British police have effectively “given up” on tackling burglaries. That is the damning conclusion of a major investigation by The Sun, which has laid bare a deep law and order crisis across the country.
According to the report, of 183,783 burglary investigations closed over the past year, police shut down around 143,000 cases without identifying a single suspect. That amounts to an average of 393 unsolved burglaries every single day. Arrests were made in fewer than 10% of nearly 200,000 investigations.
The picture is even more alarming on a regional level: in a third of the country, police failed to solve a single burglary throughout the entire period under review. Even in roughly 27,500 cases where suspects were identified, not one made it to court.

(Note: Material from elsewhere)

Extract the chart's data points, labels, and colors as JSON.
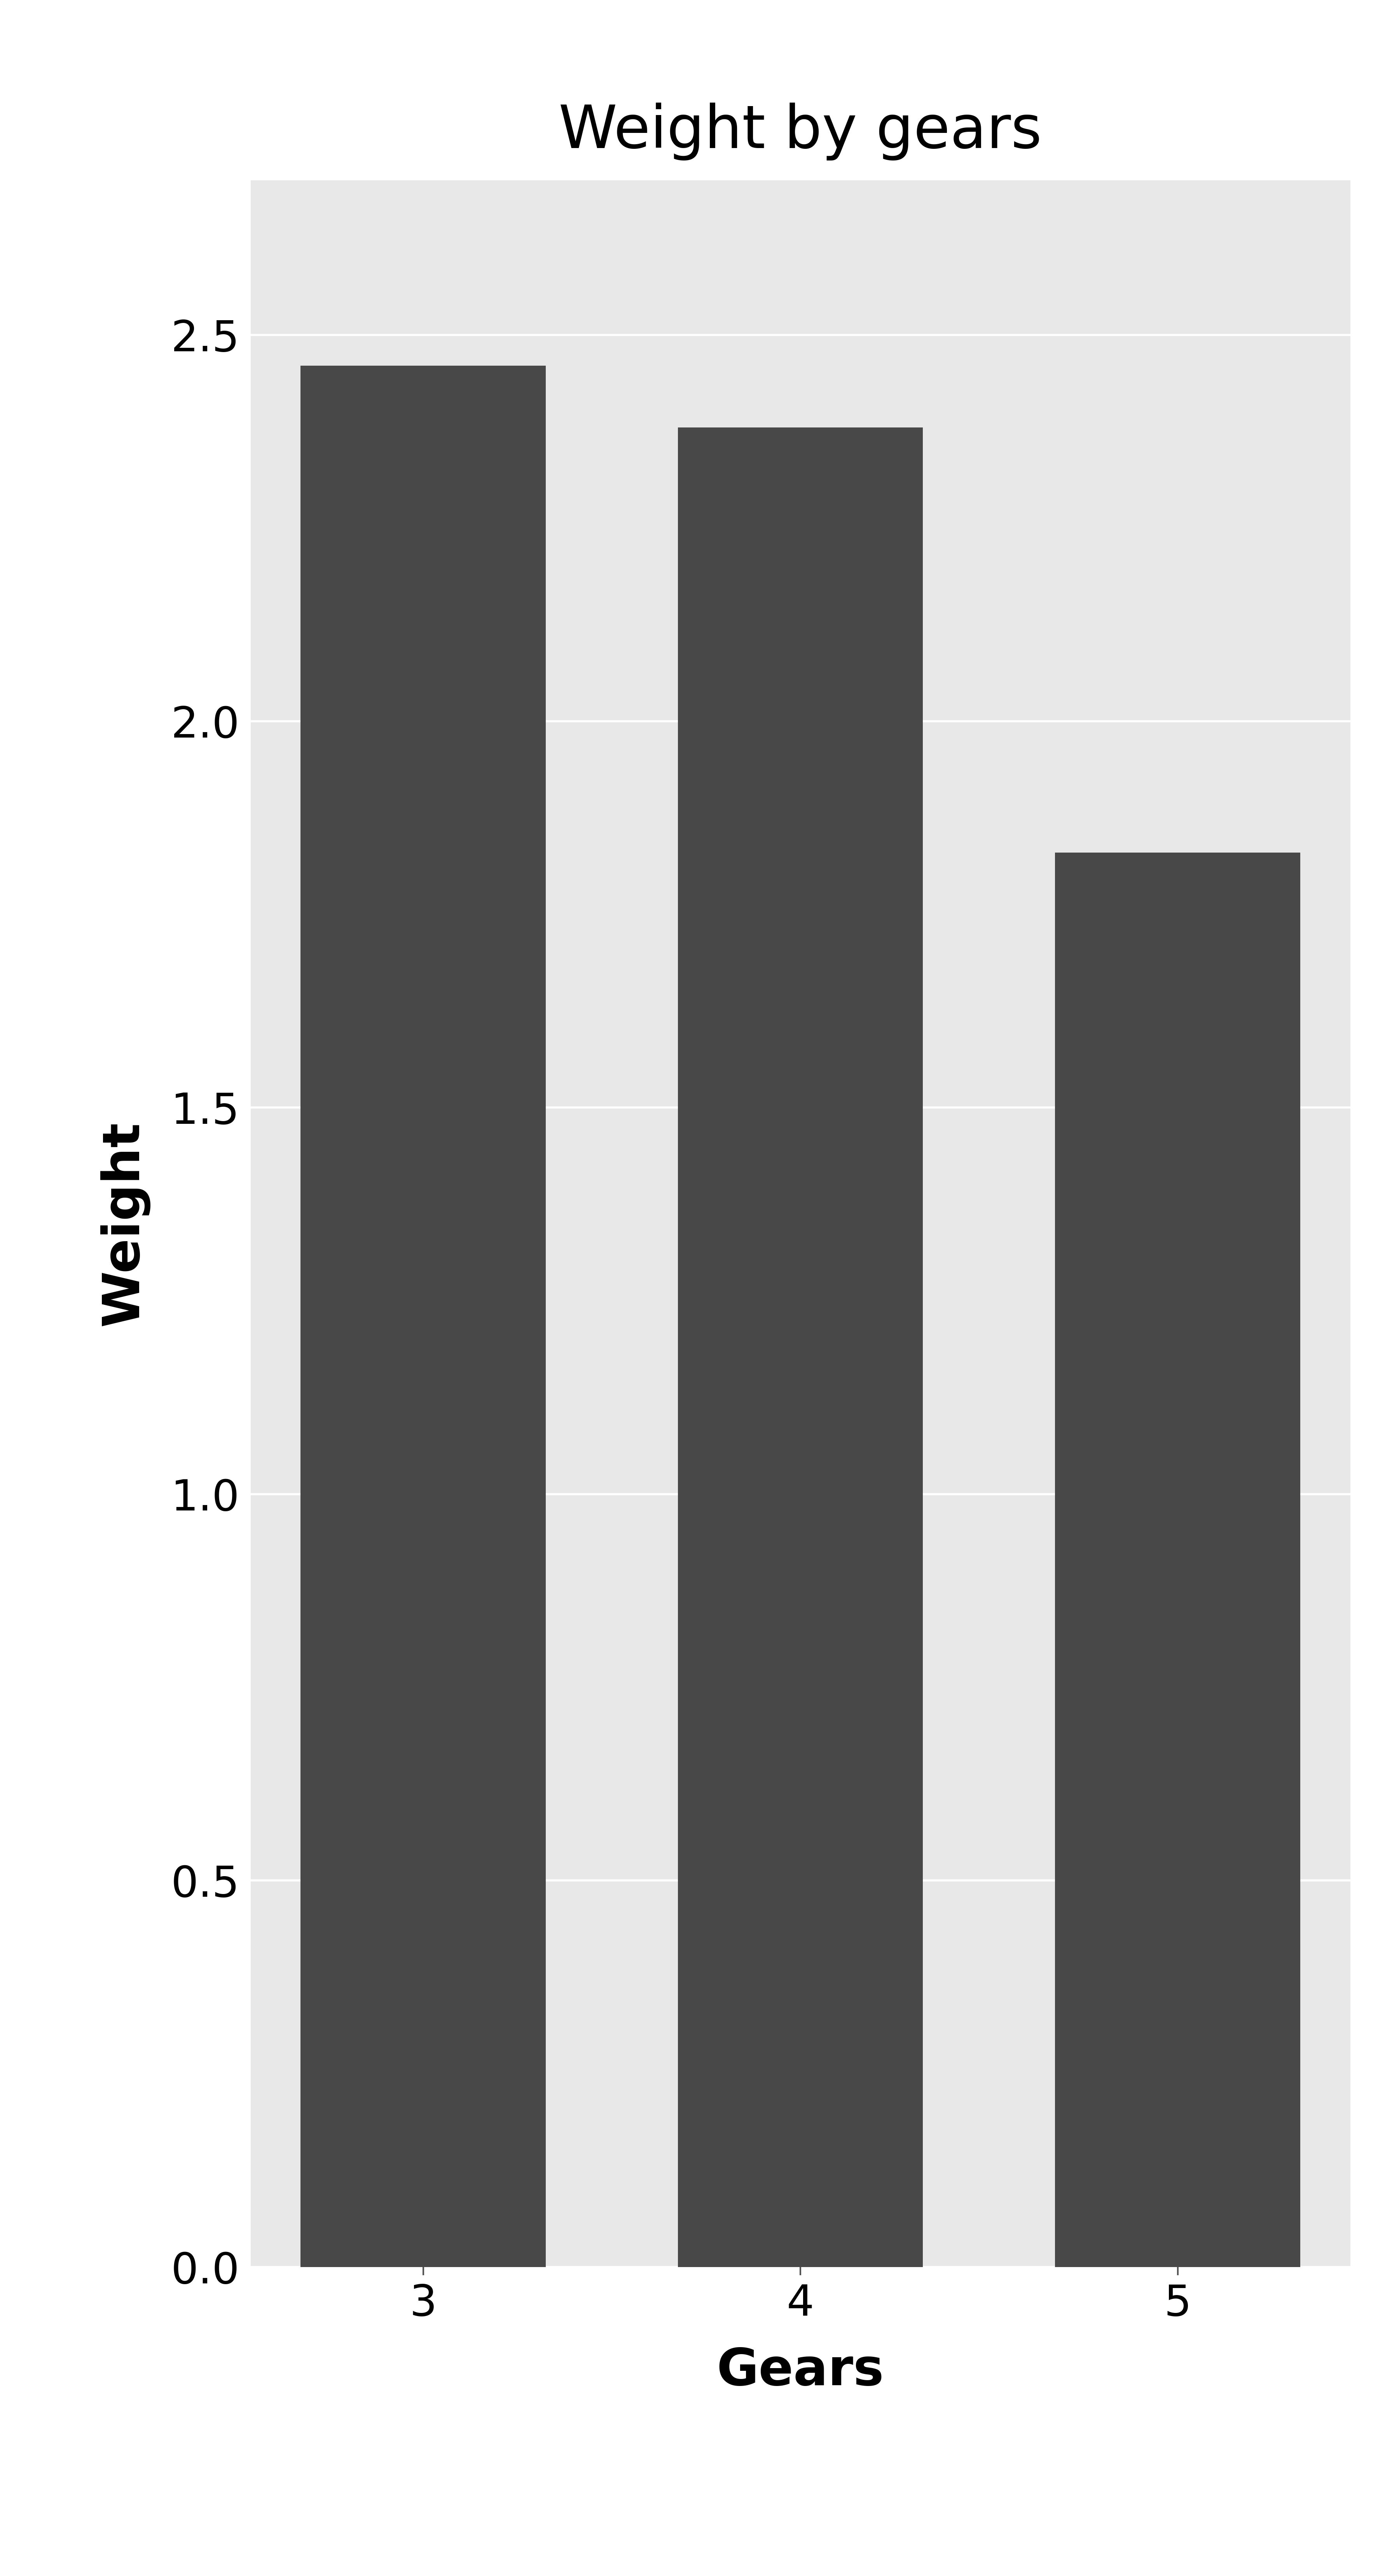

Shadow Home Secretary Chris Philp responded sharply, branding the figures “totally unacceptable.” He insisted that keeping the public safe must be the number one priority of any government and demanded that Labour take immediate action to get a grip on the situation.
Experts point to deep structural causes. Following sweeping budget cuts in 2010, British police forces lost more than 20,000 officers. Those who remain — often young and inexperienced — are overwhelmed by increasingly complex crimes such as cyber fraud, violent offences and sexual crimes. Burglaries, as a result, end up at the bottom of the pile.
The Sun draws a bleak conclusion: burglary in Britain has been effectively decriminalised. Criminals know full well that they have a better than 90% chance of walking free — and with odds like that, there is little reason for them to stop.